For the week of February 24, 2001 / 1 Adar 5761
Torah: Shemot / Exodus 21:1 - 24:18 and
Bemidbar / Numbers 28:9-15 (Rosh Hodesh),
also Shemot / Exodus 30:11-16 (Shekalim)
Haftarah: Jeremiah 34:8-22; 33:25-26,
replaced by 2 Kings 12:1-17 (Shekalim),
also Isaiah 66:1,24 (Rosh Hodesh)

Little by Little

But I will not drive them out in a single year, because the land would become desolate and the wild animals too numerous for you. Little by little I will drive them out before you, until you have increased enough to take possession of the land (Shemot / Exodus 23:29,30).

Time is my enemy. It makes me wait for things. I prefer immediate results. Now I know that process is important. I am just impatient. Living life is a challenge for me. My desire for instant results tends to conflict with the harsh reality of time. Most things take time. Some things take a long time.

My understanding of God tends to confuse my understanding of time and the need for process. One of the main aspects of a miracle is the skirting of normal processes. For example most illnesses and injuries heal over time. We think if God gets involved, then healing would be instantaneous. If the sickness heals over time, we consider that as normal and that God had little to do with it. But is that right?

Another example: some of us who have pursued tasks out of a sense of God's leading, have been very disappointed as years go by without our seeing expected results. While the results may not be a good indicator of God's leading, we have a tendency to think that if God initiated it, success would be quick.

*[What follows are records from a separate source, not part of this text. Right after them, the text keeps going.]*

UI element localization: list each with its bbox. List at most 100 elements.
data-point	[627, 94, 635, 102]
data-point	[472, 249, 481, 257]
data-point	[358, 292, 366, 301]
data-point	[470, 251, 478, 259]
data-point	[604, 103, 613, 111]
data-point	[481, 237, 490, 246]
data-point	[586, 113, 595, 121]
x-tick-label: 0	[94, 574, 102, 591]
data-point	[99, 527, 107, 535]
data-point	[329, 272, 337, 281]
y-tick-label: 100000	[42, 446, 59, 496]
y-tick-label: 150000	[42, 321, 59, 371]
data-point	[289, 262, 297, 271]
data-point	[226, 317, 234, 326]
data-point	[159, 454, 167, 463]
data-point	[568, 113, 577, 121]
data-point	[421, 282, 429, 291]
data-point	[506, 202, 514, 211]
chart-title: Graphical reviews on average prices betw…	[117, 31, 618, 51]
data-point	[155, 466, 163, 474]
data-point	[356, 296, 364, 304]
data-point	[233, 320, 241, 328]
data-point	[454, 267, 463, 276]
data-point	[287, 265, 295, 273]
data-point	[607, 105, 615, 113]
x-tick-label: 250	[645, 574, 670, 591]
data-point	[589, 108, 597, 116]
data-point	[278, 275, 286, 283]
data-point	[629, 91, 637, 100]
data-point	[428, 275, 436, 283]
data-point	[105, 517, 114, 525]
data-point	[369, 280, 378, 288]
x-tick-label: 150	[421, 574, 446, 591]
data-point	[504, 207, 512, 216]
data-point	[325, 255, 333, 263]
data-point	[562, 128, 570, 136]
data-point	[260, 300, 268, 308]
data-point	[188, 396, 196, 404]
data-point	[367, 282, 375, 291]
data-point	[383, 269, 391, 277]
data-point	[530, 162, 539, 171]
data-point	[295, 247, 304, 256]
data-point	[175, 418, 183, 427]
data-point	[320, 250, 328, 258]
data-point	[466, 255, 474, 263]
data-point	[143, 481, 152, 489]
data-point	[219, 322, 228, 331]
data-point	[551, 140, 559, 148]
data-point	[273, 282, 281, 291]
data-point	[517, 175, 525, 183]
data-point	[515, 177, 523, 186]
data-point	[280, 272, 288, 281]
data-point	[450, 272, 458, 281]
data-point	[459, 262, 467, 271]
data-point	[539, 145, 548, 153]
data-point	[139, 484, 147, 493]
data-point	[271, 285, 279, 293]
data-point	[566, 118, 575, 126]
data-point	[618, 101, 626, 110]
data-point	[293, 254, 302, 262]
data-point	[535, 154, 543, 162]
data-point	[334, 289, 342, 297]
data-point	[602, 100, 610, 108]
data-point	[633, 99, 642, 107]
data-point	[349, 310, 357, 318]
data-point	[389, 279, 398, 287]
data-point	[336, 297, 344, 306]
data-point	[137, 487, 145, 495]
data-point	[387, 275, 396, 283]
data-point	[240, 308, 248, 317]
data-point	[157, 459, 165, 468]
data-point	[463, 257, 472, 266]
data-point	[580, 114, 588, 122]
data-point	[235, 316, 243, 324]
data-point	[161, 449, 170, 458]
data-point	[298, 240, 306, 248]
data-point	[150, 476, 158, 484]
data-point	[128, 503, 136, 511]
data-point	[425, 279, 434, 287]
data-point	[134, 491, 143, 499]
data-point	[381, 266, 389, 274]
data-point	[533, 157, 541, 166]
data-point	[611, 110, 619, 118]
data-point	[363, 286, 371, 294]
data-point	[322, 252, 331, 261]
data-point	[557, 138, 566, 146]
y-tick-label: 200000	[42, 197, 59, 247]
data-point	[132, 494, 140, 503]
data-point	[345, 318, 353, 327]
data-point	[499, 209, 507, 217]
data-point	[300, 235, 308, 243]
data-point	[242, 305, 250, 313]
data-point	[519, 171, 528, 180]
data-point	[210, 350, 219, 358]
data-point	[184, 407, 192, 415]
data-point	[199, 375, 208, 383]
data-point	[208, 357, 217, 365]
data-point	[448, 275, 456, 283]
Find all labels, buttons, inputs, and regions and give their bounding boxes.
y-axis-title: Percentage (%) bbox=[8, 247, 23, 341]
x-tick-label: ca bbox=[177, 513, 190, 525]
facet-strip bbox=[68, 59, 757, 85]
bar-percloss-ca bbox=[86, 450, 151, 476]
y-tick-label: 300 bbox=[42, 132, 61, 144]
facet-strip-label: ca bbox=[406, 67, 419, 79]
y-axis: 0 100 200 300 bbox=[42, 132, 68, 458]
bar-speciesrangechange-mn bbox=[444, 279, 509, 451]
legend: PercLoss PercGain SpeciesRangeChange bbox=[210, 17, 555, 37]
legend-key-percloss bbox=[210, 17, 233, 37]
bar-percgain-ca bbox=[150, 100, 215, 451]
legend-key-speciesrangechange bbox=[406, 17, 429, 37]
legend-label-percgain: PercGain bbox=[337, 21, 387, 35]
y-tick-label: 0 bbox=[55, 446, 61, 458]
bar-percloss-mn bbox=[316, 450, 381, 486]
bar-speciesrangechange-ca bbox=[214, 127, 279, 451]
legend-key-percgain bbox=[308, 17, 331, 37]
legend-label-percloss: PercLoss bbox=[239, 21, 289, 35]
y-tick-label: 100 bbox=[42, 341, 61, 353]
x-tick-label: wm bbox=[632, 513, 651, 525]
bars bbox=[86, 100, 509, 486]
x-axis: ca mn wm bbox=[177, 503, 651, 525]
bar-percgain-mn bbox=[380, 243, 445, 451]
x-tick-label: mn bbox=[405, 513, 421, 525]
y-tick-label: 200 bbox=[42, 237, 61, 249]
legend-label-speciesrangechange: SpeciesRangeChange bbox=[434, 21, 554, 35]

But that is not the case in the above passage. God purposely took his time in removing the peoples of Canaan from the Land. From his statement God could have allowed Israel to conquer the Land much more quickly, but to prevent it from having a negative effect on the Land, it was necessary to control the timing of the conquest.

Now if God was the one who was actually driving the peoples out of the Land, could he have not also prevented the Land's devastation? Theoretically he could have, but God values process. He understands that it is often necessary to develop things over time. We are not always aware of what is happening through a process, or what could happen if the process is averted or shortened, but God knows.

When things don't happen as quickly as we wish, we doubt that God really cares. But in this instance, God's timing is derived directly from his deep caring for his people.

Time is not our enemy when God is involved. In his hands time is a tool with which he works out his loving plans in our lives.